TANJUNG, Borneoinfonews.com – Kejaksaan Negeri (Kejari) Tabalong menerima titipan uang pengganti kerugian negara dari keluarga tersangka AS, mantan Bupati Tabalong dua periode (2014–2024), terkait dugaan korupsi kerja sama bahan olahan karet di Perumda Tabalong Jaya Persada.
Penyerahan uang dilakukan di Kantor Kejari Tabalong pada Rabu (1/10/2025) siang dan diterima langsung oleh Kepala Seksi Pidana Khusus, Andi Hamzah Kusumaatmaja.
“Siang tadi keluarga tersangka AS menitipkan uang pengganti kerugian negara sebesar Rp600 juta.

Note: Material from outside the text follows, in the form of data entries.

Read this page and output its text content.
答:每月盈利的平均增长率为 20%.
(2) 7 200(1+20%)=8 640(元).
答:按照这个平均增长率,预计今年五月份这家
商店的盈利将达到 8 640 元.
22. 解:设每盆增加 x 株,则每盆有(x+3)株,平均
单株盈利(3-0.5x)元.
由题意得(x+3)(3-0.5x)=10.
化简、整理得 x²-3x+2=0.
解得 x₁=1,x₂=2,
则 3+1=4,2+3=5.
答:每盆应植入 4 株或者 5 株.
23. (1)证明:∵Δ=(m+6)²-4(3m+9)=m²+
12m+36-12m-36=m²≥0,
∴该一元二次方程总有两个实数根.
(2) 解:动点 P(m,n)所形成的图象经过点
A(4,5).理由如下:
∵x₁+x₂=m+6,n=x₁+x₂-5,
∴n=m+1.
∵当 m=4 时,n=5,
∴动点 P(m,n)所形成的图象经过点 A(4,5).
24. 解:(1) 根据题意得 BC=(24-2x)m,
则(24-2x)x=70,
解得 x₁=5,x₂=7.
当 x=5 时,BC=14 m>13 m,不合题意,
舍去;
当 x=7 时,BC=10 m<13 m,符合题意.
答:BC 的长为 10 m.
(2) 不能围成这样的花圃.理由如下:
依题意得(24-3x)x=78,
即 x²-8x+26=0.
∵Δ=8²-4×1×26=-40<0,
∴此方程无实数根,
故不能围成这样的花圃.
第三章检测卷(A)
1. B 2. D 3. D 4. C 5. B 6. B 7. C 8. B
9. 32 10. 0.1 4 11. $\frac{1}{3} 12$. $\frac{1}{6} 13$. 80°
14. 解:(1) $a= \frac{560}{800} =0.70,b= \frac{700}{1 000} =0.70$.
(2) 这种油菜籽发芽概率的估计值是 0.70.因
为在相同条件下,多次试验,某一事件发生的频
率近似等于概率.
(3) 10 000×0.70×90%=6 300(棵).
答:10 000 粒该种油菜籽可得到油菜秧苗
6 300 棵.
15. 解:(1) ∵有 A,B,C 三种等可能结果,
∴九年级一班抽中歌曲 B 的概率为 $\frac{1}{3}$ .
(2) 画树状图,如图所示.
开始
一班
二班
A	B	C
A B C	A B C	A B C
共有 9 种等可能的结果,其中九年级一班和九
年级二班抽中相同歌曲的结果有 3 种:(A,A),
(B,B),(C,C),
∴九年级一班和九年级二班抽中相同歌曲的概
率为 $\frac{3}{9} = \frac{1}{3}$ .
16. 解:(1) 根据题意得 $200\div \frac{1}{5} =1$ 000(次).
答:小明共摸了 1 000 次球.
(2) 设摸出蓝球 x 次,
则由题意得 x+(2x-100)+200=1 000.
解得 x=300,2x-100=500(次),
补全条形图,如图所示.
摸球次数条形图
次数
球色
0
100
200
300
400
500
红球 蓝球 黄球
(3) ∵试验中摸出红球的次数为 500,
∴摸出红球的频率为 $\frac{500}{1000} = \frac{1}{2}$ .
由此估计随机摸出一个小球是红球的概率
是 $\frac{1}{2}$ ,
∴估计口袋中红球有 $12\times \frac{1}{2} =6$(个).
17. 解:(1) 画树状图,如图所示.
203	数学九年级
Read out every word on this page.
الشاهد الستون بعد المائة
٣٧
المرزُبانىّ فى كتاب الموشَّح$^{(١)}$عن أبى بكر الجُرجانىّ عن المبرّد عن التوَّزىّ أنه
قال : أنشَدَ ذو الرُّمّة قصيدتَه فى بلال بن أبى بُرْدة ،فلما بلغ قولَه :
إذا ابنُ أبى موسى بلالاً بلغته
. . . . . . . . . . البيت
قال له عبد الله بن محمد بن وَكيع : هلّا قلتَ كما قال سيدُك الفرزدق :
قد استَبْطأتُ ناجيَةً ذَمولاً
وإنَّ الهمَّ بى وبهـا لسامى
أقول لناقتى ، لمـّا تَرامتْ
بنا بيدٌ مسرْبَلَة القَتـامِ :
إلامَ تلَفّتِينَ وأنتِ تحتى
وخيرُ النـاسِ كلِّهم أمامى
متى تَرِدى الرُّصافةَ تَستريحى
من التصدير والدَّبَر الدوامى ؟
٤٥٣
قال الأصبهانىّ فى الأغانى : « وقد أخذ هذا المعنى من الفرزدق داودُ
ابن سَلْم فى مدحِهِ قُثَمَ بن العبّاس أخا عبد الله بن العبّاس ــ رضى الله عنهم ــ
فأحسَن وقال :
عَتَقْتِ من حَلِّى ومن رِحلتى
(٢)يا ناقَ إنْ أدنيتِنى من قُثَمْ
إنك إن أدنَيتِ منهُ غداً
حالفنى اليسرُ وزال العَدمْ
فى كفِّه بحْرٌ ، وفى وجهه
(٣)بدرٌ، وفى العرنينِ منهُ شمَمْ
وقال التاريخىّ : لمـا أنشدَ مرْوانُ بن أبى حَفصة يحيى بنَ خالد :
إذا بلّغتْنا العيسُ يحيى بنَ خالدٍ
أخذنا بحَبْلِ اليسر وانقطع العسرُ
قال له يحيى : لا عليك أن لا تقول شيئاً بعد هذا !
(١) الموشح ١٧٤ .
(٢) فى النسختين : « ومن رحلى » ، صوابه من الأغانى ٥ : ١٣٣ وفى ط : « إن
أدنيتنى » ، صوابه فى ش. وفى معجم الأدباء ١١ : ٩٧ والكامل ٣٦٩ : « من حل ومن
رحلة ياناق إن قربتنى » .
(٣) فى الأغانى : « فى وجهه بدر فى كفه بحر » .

Uang tersebut telah kami sita dan disimpan dalam rekening penitipan Kejari Tabalong,” jelas Kepala Kejari Tabalong, Anggara Suryanagara, melalui Kasi Intelijen Muhammad Fadhil, Rabu malam.
Fadhil menegaskan, penyitaan dilakukan berdasarkan Surat Perintah Penyitaan Nomor PRINT-895/0.3.16/Fd.1/10/2025 tertanggal 1 Oktober 2025. Penitipan uang ini, menurutnya, menunjukkan adanya itikad baik dari tersangka untuk memulihkan kerugian negara.
Berdasarkan Laporan Hasil Pemeriksaan (LHP) Badan Pemeriksa Keuangan (BPK) RI Nomor 23/R/LHP/DJPI/PKN.01/06/2025 tanggal 3 Juni 2025, total kerugian keuangan negara dalam perkara ini mencapai Rp1,82 miliar.
“Tim penyidik Kejari Tabalong akan terus berupaya memulihkan seluruh kerugian negara dalam kasus ini,” pungkas Fadhil.